A new book by Arthur C. Brooks called, The Battle: How the Fight Between Free Enterprise and Big Government will Shape America's Future is reviewed by Matthew Continetti in the June 21 issue of National Review

Mr. Continetti, an associate editor at The Weekly Standard in his article titled, "The Happiness of Pursuit", notes that Dr. Brooks thinks 30% of the American public believes " enterprise is unfair and the government ought to do more to ensure equal outcomes" and that wealth redistribution is a justifiable anecdote.  Is this part of the "optimism" Mr. Stewart spoke of on his TV show?

Continetti notes that conservatives believe "redistribution is inefficient, or unfair to those from whom the money is taken, or a recipe for unlimited government" but he points out that Arthur Brooks has additional reasoning. 

Based upon what Continetti calls an "abundance of empirical data" Brooks believes feelings of low self-worth, not inequality, actually make people unhappy and giving a man a fish not only won't help him fish, it won't help him feel good about himself either.  Brooks believes that earned success which he defines as, "the ability to create value honestly" is a proven prescription for happiness.

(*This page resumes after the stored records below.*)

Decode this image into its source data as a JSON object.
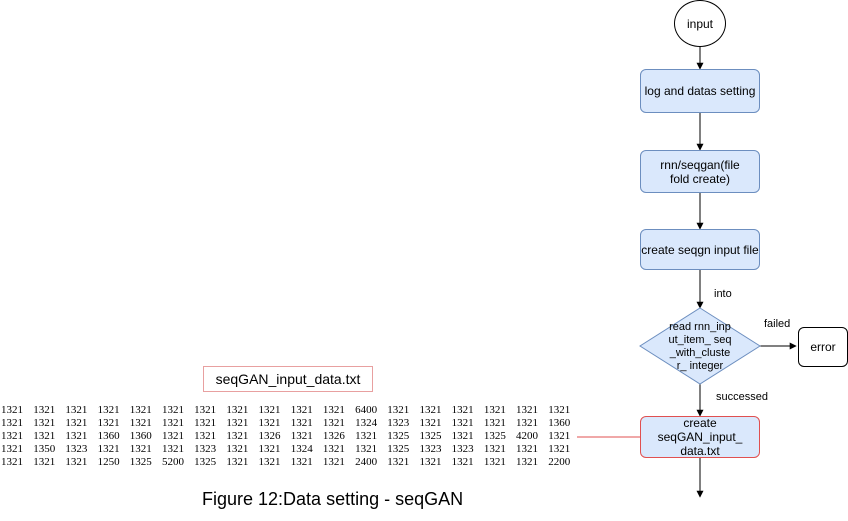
{
  "flow": {
    "input_label": "input",
    "step1_label": "log and datas setting",
    "step2_label": "rnn/seqgan(file fold create)",
    "step3_label": "create seqgn input file",
    "edge_into_label": "into",
    "decision_label": "read rnn_input_item_ seq_with_cluster_ integer",
    "edge_failed_label": "failed",
    "error_label": "error",
    "edge_success_label": "successed",
    "step4_label": "create seqGAN_input_ data.txt"
  },
  "file_panel": {
    "filename": "seqGAN_input_data.txt",
    "rows": [
      [
        "1321",
        "1321",
        "1321",
        "1321",
        "1321",
        "1321",
        "1321",
        "1321",
        "1321",
        "1321",
        "1321",
        "6400",
        "1321",
        "1321",
        "1321",
        "1321",
        "1321",
        "1321"
      ],
      [
        "1321",
        "1321",
        "1321",
        "1321",
        "1321",
        "1321",
        "1321",
        "1321",
        "1321",
        "1321",
        "1321",
        "1324",
        "1323",
        "1321",
        "1321",
        "1321",
        "1321",
        "1360"
      ],
      [
        "1321",
        "1321",
        "1321",
        "1360",
        "1360",
        "1321",
        "1321",
        "1321",
        "1326",
        "1321",
        "1326",
        "1321",
        "1325",
        "1325",
        "1321",
        "1325",
        "4200",
        "1321"
      ],
      [
        "1321",
        "1350",
        "1323",
        "1321",
        "1321",
        "1321",
        "1323",
        "1321",
        "1321",
        "1324",
        "1321",
        "1321",
        "1325",
        "1323",
        "1323",
        "1321",
        "1321",
        "1321"
      ],
      [
        "1321",
        "1321",
        "1321",
        "1250",
        "1325",
        "5200",
        "1325",
        "1321",
        "1321",
        "1321",
        "1321",
        "2400",
        "1321",
        "1321",
        "1321",
        "1321",
        "1321",
        "2200"
      ]
    ]
  },
  "caption": "Figure 12:Data setting - seqGAN",
  "colors": {
    "process_fill": "#dae8fc",
    "process_border": "#6c8ebf",
    "highlight_border": "#e05050",
    "connector": "#e05050"
  }
}
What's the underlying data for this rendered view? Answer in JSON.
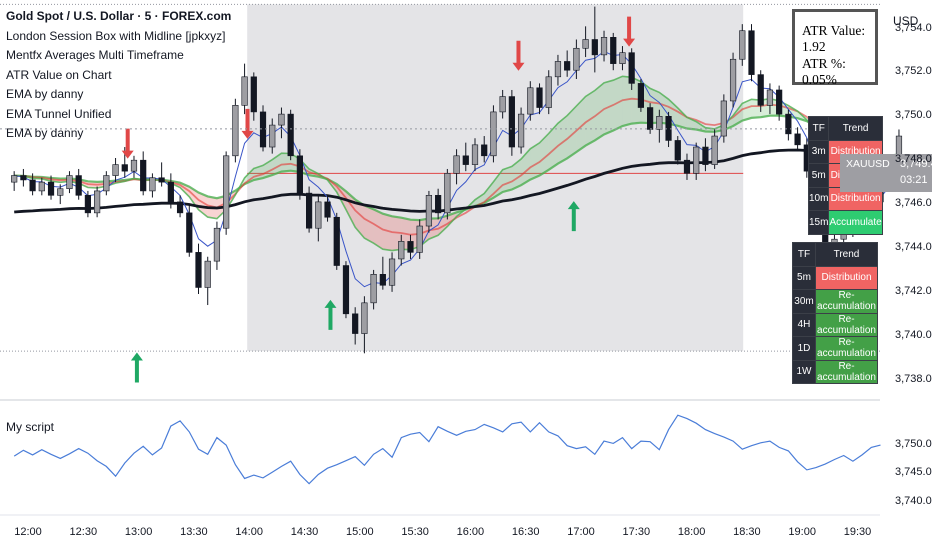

What troubles me most, is that according to Brooks, 30% of Americans believe that wealth re-distribution is justified.  Apparently, the 30% does not realize (or care) that continuing down this slope could have apocalyptic repercussions for our current way of life that enabled America to flourish in the first place.  Perhaps despair is the parent of all Socialist states.

I'm genuinely sympathetic to people that suffered tremendous misfortune that contributed to their financial problems.  Examples may include catastrophic medical issues or sudden death of a primary wage maker, but here's the point lost on so many --- people in those types of circumstances constitute a small percentage of the people defaulting on their obligations. 

I  haven't found a better phrase than, "Live within your means" and I now think of it as our second-most important Golden Rule.